Traitement pré-natal : déclenchement du travail dès 34 SA si conditions mécaniques et le score cervical favorables, par césarienne dès 28-30 semaines.
Exsanguinotransfusion (EST) : immédiatement si l'enfant naît ictérique (bilirubinémie > 70µmol/l), ou anémique, car l'hémolyse est importante, en urgence si bilirubinémie de 350µmol/l, ou bilirubine intra-érythrocytaire (BIE) de 17µmol/l, si facteurs de risques connus traitement in utero. Absence de risque d'hypervolémie, après cathétérisme de la veine ombilicale, transfusion de concentré globulaire O Rh -, déleucocyté, déplaquettisé et irradié, avec échange de 2 masses sanguines pour épuration > 80%. L'EST épure la bilirubinémie circulante, avec apport de sites libres d'albumine (EST en sang total), élimine les Ac maternels hémolysants, et les GR Rh + et corrige l'anémie. Risques (3 à 5%) de : hémorragies funiculaires, thrombose de la veine ombilicale, bradycardie réactionnelle, hypocalcémie, entéropathie vasculaire (arrêt de l'alimentation d'au moins 24 heures), infection (à point de départ ombilical), thrombopénie post-transfusionnelle. Elle permet le plus souvent, pratiquée / 10 à 15 jours, de prolonger la grossesse jusqu'à un terme plus raisonnable pour l'extraction fœtale.

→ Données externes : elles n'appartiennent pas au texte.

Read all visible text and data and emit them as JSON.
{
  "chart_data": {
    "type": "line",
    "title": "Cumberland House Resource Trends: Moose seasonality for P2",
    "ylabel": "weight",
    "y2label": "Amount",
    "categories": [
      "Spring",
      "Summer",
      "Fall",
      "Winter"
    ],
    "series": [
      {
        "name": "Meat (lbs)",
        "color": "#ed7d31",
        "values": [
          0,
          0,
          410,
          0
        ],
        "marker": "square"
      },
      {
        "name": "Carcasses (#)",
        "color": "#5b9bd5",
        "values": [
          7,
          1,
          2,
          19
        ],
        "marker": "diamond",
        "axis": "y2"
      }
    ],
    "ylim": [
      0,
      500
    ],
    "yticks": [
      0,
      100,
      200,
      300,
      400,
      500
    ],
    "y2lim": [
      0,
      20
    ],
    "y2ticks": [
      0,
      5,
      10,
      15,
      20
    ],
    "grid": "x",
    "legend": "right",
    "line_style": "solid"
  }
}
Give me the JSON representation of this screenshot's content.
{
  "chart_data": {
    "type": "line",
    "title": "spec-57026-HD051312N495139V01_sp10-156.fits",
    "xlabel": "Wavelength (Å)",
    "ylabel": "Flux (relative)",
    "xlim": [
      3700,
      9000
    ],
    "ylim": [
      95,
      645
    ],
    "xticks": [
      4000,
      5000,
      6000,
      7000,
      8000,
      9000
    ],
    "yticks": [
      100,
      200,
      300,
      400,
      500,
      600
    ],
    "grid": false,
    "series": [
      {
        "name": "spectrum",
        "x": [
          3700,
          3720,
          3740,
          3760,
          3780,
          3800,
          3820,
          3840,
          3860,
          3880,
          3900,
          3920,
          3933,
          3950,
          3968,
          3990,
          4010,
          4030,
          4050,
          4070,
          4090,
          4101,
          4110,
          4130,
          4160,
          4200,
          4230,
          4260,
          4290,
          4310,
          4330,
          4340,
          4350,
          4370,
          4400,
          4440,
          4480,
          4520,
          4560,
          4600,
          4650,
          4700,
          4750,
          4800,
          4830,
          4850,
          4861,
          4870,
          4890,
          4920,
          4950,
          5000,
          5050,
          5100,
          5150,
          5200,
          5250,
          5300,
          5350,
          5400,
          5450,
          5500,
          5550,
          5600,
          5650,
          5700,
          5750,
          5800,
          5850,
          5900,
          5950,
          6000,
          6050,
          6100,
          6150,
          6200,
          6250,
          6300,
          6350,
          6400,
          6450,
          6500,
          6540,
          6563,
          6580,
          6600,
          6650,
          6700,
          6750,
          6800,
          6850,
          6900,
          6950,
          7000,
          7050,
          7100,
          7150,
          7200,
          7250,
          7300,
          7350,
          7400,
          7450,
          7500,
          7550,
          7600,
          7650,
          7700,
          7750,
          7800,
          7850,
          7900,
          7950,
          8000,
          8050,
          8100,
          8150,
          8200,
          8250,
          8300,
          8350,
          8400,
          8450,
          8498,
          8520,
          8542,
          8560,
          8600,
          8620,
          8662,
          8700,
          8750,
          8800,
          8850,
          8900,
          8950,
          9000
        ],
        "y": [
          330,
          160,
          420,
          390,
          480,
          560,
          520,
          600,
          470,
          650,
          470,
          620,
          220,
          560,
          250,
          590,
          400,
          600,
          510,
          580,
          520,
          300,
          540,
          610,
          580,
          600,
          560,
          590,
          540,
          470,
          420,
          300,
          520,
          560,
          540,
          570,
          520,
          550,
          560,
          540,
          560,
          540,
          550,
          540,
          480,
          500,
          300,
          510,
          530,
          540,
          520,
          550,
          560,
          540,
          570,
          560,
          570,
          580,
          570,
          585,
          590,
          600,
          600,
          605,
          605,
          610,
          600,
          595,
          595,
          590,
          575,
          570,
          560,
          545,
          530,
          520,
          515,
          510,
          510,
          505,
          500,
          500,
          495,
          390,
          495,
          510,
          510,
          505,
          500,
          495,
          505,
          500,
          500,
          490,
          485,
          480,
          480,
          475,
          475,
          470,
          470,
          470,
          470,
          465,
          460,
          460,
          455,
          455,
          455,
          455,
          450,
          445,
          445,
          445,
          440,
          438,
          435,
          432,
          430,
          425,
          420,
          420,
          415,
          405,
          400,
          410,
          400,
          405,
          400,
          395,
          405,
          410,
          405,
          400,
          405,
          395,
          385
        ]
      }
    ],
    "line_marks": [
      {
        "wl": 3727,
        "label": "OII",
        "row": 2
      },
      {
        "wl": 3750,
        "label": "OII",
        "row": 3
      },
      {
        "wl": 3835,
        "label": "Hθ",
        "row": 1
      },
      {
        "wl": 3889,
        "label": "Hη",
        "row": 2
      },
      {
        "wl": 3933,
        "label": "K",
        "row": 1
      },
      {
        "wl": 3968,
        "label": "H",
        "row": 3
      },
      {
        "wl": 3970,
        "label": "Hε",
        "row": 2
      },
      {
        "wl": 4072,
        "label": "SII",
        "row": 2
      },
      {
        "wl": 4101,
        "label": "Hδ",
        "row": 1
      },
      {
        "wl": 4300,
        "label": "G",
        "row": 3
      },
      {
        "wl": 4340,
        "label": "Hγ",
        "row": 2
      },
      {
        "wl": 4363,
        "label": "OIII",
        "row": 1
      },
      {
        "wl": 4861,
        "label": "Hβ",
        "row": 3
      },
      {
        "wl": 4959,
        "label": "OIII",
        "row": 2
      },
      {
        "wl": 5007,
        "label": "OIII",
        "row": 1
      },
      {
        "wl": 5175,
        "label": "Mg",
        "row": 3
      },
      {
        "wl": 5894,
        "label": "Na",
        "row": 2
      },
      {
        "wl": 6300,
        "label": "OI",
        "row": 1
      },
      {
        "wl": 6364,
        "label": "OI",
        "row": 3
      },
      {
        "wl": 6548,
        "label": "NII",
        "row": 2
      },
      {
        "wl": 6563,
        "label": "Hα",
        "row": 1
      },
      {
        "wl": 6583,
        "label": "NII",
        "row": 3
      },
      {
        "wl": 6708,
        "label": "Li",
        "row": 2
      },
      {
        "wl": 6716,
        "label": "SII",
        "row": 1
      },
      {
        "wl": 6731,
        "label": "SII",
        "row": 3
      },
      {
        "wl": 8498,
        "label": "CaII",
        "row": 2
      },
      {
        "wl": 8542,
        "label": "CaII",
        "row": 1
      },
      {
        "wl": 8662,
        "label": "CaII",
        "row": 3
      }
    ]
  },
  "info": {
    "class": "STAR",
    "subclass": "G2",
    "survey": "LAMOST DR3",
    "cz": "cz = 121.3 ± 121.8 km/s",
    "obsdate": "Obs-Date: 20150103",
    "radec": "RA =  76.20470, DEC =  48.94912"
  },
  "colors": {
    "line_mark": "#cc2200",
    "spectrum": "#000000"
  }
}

Méthodes prophylactiques :
Proposée en France depuis 1969, une injection de gammaglobulines anti-D dans les 72 heures après accouchement chez toute femme Rh -, quel que soit le groupe de son mari et si son enfant est Rh +. Contrôle par test de Coombs sensibilisé (recherche des Ac anti-D résiduels) 24 heures après cette prévention permet de s'assurer qu'elle a été suffisante. Le test de Coombs sensibilisé doit être positif. Si ce n'est pas le cas, une ou plusieurs nouvelles doses doivent être réinjectées.
Cette prévention est encore trop souvent négligée car un tiers des immunisations actuelles sont dues à une insuffisance d'application de cette loi.
Insémination artificielle par donneur : peut être proposée si couple ou la femme a un taux élevé d'Ac, des antécédents obstétricaux lourds et ou le conjoint est homozygote.